The unfettered sisters Tilly and Sally, heroines of the British series Tilly the Tomboy produced between 1910 and 1915, are close kin to the cheeky children of pre-1910 cinema, whose escapades also usually went unpunished. Alma Taylor and Chrissie White, both born in 1895, began very young at the Hepworth Manufacturing Company and became among the most popular stars of the British film. The Tilly films also enjoyed international success, thanks not just to the winning leads (who in Germany were called Lotte and Mitzi), but also, as the few surviving examples show, to their wonderfully fresh photographic style and the exuberant direction of Lewin Fitzhamon whose lightness of touch with comedy made him one of Hepworth ‘s star directors. Among the wild fauna of 1910s series we also find the only surviving episode of The Exploits of Three-Fingered Kate (1909-1912), with Ivy Martinek as the eponymous heroine, leader of a criminal gang (that, too, was imaginable in those days) and if she is not quite a comedienne, the series is quite definitely ‘tongue in cheek’.

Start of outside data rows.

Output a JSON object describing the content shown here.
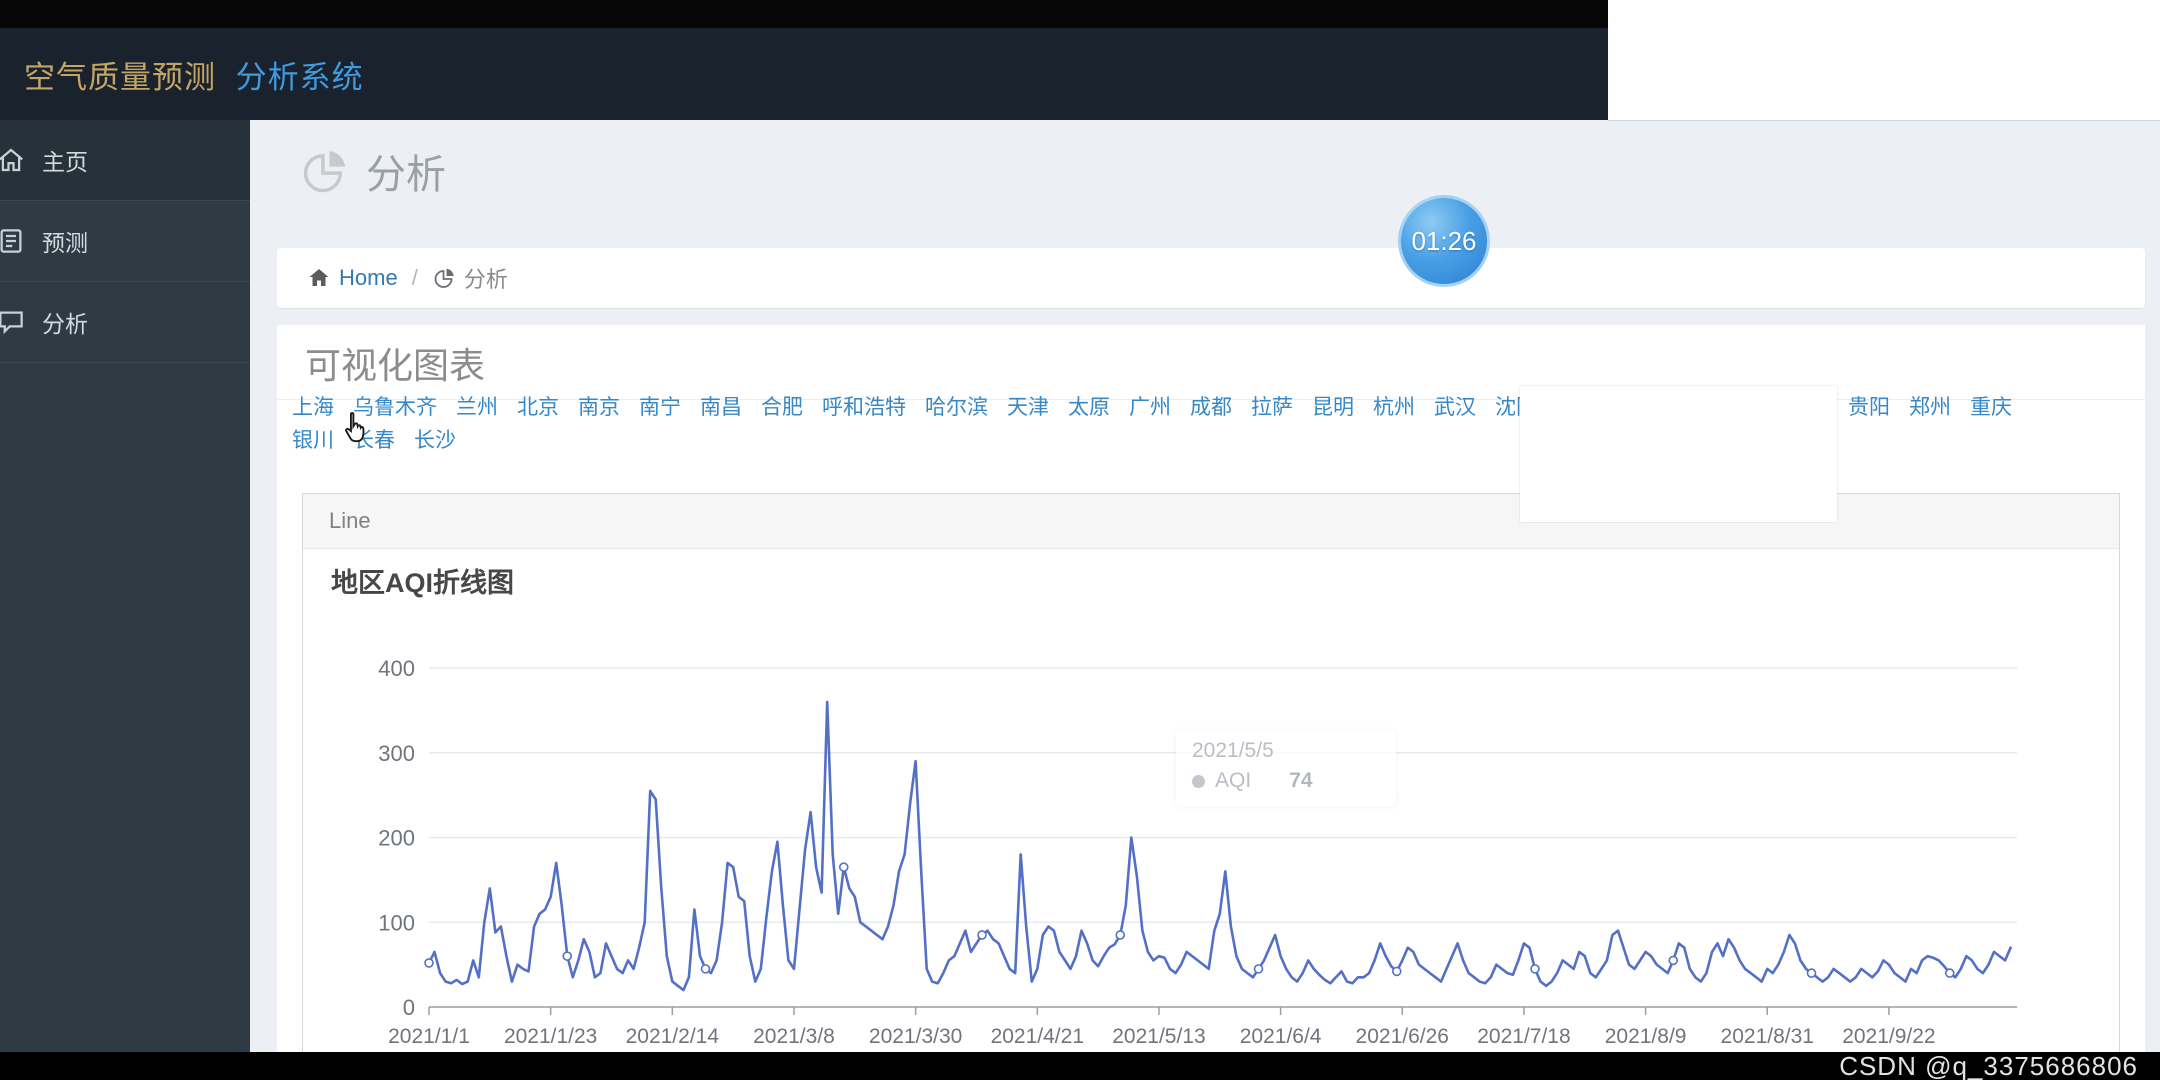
{
  "header": {
    "title_primary": "空气质量预测",
    "title_secondary": "分析系统"
  },
  "sidebar": {
    "items": [
      {
        "label": "主页",
        "icon": "home-icon"
      },
      {
        "label": "预测",
        "icon": "book-icon"
      },
      {
        "label": "分析",
        "icon": "chat-icon"
      }
    ]
  },
  "page": {
    "heading": "分析",
    "breadcrumb": {
      "home": "Home",
      "separator": "/",
      "current": "分析"
    }
  },
  "section": {
    "title": "可视化图表",
    "cities_row1": [
      "上海",
      "乌鲁木齐",
      "兰州",
      "北京",
      "南京",
      "南宁",
      "南昌",
      "合肥",
      "呼和浩特",
      "哈尔滨",
      "天津",
      "太原",
      "广州",
      "成都",
      "拉萨",
      "昆明",
      "杭州",
      "武汉",
      "沈阳"
    ],
    "cities_right": [
      "贵阳",
      "郑州",
      "重庆"
    ],
    "cities_row2": [
      "银川",
      "长春",
      "长沙"
    ]
  },
  "panel": {
    "header": "Line"
  },
  "tooltip": {
    "date": "2021/5/5",
    "series": "AQI",
    "value": "74"
  },
  "overlay": {
    "timer": "01:26",
    "watermark": "CSDN @q_3375686806"
  },
  "colors": {
    "link_blue": "#3788c8",
    "brand_gold": "#c3a565",
    "brand_blue": "#3f9adf",
    "timer_blue": "#3f97e0"
  },
  "chart_data": {
    "type": "line",
    "title": "地区AQI折线图",
    "series_name": "AQI",
    "x_start": "2021/1/1",
    "tick_interval_days": 22,
    "x_tick_labels": [
      "2021/1/1",
      "2021/1/23",
      "2021/2/14",
      "2021/3/8",
      "2021/3/30",
      "2021/4/21",
      "2021/5/13",
      "2021/6/4",
      "2021/6/26",
      "2021/7/18",
      "2021/8/9",
      "2021/8/31",
      "2021/9/22"
    ],
    "y_ticks": [
      0,
      100,
      200,
      300,
      400
    ],
    "ylim": [
      0,
      400
    ],
    "grid": "horizontal",
    "legend": false,
    "line_color": "#5470c6",
    "values": [
      52,
      65,
      40,
      30,
      28,
      32,
      27,
      30,
      55,
      35,
      100,
      140,
      88,
      95,
      60,
      30,
      50,
      45,
      42,
      95,
      110,
      115,
      130,
      170,
      120,
      60,
      35,
      55,
      80,
      65,
      35,
      40,
      75,
      60,
      45,
      40,
      55,
      45,
      70,
      100,
      255,
      245,
      140,
      60,
      30,
      25,
      20,
      35,
      115,
      60,
      45,
      40,
      55,
      100,
      170,
      165,
      130,
      125,
      60,
      30,
      45,
      105,
      160,
      195,
      120,
      55,
      45,
      115,
      185,
      230,
      165,
      135,
      360,
      180,
      110,
      165,
      140,
      130,
      100,
      95,
      90,
      85,
      80,
      95,
      120,
      160,
      180,
      240,
      290,
      160,
      45,
      30,
      28,
      40,
      55,
      60,
      75,
      90,
      65,
      75,
      85,
      90,
      80,
      75,
      60,
      45,
      40,
      180,
      95,
      30,
      45,
      85,
      95,
      90,
      65,
      55,
      45,
      60,
      90,
      75,
      55,
      48,
      60,
      70,
      74,
      85,
      120,
      200,
      155,
      90,
      65,
      55,
      60,
      58,
      45,
      40,
      50,
      65,
      60,
      55,
      50,
      45,
      90,
      110,
      160,
      95,
      60,
      45,
      40,
      35,
      45,
      55,
      70,
      85,
      60,
      45,
      35,
      30,
      40,
      55,
      45,
      38,
      32,
      28,
      35,
      42,
      30,
      28,
      35,
      35,
      40,
      55,
      75,
      60,
      48,
      42,
      55,
      70,
      65,
      50,
      45,
      40,
      35,
      30,
      45,
      60,
      75,
      55,
      40,
      35,
      30,
      28,
      35,
      50,
      45,
      40,
      38,
      55,
      75,
      70,
      45,
      30,
      25,
      30,
      40,
      55,
      50,
      45,
      65,
      60,
      40,
      35,
      45,
      55,
      85,
      90,
      70,
      50,
      45,
      55,
      65,
      60,
      50,
      45,
      40,
      55,
      75,
      70,
      45,
      35,
      30,
      40,
      65,
      75,
      60,
      80,
      70,
      55,
      45,
      40,
      35,
      30,
      45,
      40,
      50,
      65,
      85,
      75,
      55,
      45,
      40,
      35,
      30,
      35,
      45,
      40,
      35,
      30,
      35,
      45,
      40,
      35,
      42,
      55,
      50,
      40,
      35,
      30,
      45,
      40,
      55,
      60,
      58,
      55,
      48,
      40,
      35,
      45,
      60,
      55,
      45,
      40,
      50,
      65,
      60,
      55,
      70
    ]
  }
}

The struggle by women for release from their second class status took a new more violent direction after 1908 with the appointment of the anti women Herbert Asquith (father of the famous film director Anthony Asquith) as Prime Minister. This was the decade in which the fight was fought and the cinema not only recorded the serious, actual side of this bad behaviour but also worked through the implications of women’s emancipation in its comedies. So Tilly and Sally did whatever took their fancy; which did not include piano lessons and tending the sick. And when the First World War broke out in 1914, although the sisters did occupy traditional roles such as nursing the wounded, the well-organised women of the Movement made such an impact that they could never be ignored again.